DPRD Wacanakan Bentuk Pansus Pembobolan Bank DKI

CNN Indonesia | Kamis, 21/11/2019 10:29 WIB
DPRD Wacanakan Bentuk Pansus Pembobolan Bank DKI Ilustrasi DPRD DKI. (CNN Indonesia/Safir Makki)
Jakarta, CNN Indonesia -- DPRD DKI Jakarta mewacanakan pembentukan panitia khusus (pansus) untuk menginvestigasi pembobolan Bank DKI senilai Rp32 miliar sekaligus mengevaluasi manajemen bank daerah itu.

"Saya akan usulkan agar DPRD membentuk pansus untuk menyelidiki permasalahan di Bank DKI. Pansus ini akan bekerja untuk menginvestigasi permasalahan sebenarnya, bukan hanya pembobolan tapi sistem perbankan mereka," ujar Anggota Komisi A DPRD DKI dari Fraksi Partai Gerindra Purwanto di kantornya, Jakarta, Kamis (21/11).

Ia menilai dengan pembobolan Bank DKI mengindikasikan kelemahan manajemen internal. Padahal, bank tersebut merupakan tempat Pemerintah Provinsi DKI Jakarta menyimpan uang.


Purwanto juga mengaku pernah mengalami keanehan saat bertransaksi menggunakan Bank DKI.

"Secara pribadi, saya juga mengalami hal yang sama, saldo rekening di Bank DKI selalu berkurang tanpa saya ketahui dan potongannya aneh-aneh, ada biaya administrasi, ada fee, dan lainnya. Ketika saya tanyakan ke mereka, jawabannya tidak memuaskan," kata dia.

[Gambas:Video CNN]
Purwanto juga meminta Otoritas Jasa Keuangan (OJK) dan Yayasan Lembaga Konsumen Indonesia (YLKI) untuk menindaklanjuti kasus pembobolan ini. Kerjasama kedua lembaga dengan Pansus perlu dilakukan untuk mengembalikan kepercayaan masyarakat.

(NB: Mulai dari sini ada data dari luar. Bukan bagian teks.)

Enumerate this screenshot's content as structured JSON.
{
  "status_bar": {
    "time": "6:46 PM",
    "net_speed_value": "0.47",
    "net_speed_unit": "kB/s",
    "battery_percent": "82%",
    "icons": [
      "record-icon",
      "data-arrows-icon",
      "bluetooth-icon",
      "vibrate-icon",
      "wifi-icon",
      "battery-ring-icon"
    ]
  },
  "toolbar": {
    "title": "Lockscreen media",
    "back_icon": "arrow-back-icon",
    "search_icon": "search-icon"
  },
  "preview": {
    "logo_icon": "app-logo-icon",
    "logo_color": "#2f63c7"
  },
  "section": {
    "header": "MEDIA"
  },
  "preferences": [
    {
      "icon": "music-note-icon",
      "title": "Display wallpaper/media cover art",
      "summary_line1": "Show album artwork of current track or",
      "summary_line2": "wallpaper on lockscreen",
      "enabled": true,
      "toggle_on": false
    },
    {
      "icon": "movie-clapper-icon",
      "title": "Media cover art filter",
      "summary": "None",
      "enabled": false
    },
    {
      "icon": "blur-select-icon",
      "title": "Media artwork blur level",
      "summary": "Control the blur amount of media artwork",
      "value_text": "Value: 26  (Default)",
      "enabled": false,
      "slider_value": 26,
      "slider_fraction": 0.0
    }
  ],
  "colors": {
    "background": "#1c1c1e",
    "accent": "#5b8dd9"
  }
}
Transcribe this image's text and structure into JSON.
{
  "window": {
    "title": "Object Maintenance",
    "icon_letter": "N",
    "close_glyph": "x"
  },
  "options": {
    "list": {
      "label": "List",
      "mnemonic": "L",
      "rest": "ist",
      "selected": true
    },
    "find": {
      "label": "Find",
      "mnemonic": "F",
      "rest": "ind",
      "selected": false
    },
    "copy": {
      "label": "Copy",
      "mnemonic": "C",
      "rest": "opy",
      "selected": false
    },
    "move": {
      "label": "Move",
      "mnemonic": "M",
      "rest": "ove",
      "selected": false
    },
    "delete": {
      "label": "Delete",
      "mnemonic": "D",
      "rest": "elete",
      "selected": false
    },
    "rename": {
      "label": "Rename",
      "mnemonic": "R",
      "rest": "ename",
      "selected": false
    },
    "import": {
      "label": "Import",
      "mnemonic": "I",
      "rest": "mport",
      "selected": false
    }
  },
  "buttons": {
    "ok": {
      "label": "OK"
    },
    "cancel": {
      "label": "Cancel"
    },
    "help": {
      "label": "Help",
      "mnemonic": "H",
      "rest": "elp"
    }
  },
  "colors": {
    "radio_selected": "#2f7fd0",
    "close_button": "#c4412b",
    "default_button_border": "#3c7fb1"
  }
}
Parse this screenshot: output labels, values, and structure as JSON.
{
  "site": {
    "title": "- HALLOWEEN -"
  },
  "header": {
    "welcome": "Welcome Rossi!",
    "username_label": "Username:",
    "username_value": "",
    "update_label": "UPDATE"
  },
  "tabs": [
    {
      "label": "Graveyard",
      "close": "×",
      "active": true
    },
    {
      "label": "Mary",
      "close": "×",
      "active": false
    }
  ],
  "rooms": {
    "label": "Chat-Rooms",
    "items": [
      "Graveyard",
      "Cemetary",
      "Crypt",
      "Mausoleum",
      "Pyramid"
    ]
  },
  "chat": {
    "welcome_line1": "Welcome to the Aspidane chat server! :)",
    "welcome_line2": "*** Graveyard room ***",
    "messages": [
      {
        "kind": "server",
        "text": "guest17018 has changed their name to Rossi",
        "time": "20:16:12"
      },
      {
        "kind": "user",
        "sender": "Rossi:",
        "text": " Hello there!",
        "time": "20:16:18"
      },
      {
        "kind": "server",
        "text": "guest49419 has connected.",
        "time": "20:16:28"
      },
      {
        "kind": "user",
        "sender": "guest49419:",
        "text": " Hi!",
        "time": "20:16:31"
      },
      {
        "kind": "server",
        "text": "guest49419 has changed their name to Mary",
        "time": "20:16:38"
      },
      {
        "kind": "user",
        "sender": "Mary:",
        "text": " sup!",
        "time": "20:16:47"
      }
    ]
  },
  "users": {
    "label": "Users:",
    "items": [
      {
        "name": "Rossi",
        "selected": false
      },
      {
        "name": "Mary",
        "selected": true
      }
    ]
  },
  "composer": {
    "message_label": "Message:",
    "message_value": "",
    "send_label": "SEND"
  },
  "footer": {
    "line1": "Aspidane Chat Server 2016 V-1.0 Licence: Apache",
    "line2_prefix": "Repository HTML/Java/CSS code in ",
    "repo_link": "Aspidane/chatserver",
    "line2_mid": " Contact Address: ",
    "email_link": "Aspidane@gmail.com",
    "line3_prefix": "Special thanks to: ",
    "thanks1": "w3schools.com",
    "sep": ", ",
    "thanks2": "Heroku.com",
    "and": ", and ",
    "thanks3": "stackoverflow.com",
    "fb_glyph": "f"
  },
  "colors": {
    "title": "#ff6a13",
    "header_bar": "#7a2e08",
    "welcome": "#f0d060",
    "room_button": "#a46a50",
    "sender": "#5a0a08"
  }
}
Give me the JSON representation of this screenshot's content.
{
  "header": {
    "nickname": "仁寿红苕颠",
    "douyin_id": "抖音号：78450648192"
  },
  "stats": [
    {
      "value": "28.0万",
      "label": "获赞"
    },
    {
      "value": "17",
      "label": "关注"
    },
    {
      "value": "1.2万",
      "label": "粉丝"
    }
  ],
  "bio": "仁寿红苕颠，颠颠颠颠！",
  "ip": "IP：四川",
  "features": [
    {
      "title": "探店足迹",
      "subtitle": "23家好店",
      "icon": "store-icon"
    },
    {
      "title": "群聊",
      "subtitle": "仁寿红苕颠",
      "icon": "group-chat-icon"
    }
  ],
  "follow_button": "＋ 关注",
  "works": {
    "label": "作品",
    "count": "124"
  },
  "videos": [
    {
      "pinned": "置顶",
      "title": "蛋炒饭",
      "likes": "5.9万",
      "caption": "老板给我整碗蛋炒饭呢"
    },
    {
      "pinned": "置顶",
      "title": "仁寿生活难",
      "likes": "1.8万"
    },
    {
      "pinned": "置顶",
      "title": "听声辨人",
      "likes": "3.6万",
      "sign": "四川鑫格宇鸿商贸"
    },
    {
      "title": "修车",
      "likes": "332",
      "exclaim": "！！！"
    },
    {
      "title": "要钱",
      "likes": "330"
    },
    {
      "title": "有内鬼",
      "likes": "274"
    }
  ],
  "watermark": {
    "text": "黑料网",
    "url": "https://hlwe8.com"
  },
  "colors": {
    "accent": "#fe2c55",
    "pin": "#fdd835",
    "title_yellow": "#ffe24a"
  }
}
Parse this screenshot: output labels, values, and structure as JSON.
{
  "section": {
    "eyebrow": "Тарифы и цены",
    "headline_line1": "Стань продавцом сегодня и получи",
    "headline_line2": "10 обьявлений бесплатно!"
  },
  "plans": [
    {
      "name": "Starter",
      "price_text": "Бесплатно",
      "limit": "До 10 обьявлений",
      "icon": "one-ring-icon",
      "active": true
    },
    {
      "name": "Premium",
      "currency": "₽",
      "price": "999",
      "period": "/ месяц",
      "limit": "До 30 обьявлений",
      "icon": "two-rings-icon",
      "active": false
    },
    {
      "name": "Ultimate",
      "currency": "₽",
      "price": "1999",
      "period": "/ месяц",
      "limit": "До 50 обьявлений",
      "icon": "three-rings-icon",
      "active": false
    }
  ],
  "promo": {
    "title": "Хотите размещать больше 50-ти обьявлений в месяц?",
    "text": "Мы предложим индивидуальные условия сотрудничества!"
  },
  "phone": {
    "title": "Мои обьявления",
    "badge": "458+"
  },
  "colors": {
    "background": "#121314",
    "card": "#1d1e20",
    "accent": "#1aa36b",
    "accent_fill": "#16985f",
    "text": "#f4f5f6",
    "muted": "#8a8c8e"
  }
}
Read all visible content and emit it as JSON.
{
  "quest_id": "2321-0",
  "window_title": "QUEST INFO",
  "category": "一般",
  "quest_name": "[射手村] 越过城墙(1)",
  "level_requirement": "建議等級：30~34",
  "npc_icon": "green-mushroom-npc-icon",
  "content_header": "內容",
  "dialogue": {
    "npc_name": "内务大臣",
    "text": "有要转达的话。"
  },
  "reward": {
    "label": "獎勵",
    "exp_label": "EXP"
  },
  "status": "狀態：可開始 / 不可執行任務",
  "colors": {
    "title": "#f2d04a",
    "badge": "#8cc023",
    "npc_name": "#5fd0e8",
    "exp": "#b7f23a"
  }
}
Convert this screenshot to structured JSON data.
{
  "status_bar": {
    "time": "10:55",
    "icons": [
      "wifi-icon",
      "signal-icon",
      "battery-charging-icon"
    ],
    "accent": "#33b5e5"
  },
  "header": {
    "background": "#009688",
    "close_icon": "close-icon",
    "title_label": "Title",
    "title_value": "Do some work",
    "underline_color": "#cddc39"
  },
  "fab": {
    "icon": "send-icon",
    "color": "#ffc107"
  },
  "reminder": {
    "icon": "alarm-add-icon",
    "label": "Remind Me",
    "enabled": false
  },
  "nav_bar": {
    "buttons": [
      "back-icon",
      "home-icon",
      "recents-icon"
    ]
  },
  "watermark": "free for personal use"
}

"Apalagi setiap vendor, SKPD dan pihak lain yang terlibat dengan Pemerintah Provinsi DKI Jakarta harus bertransaksi melalui Bank DKI. Perputaran uangnya besar," tegas dia.

Sebelumnya, Kepala Satuan Polisi Pamong Praja DKI Arifin mengakui pembobolan bank DKI itu diduga dilakukan 12 anak buahnya pada periode Mei sampai Agustus lewat ATM di wilayah Jakarta Timur dan Selatan. Nilainya mencapai Rp32 miliar. Kasus ini sudah ditangani pihak kepolisian.

Di sisi lain, Sekretaris Perusahaan Bank DKI, Herry Djufraini memastikan bahwa kasus yang terjadi tidak berhubungan dengan dana nasabah bank DKI. Ia pun menegaskan bahwa operasional bank DKI berjalan dengan normal.

Ia juga mengungkapkan sejak awal sudah melaporkan kasus ini ke pihak yang berwenang.

"Layanan dan kegiatan operasional perbankan tetap berjalan dengan normal. Atas permasalahan ini, sejak awal kami sudah melakukan koordinasi dengan instansi terkait," ucapnya.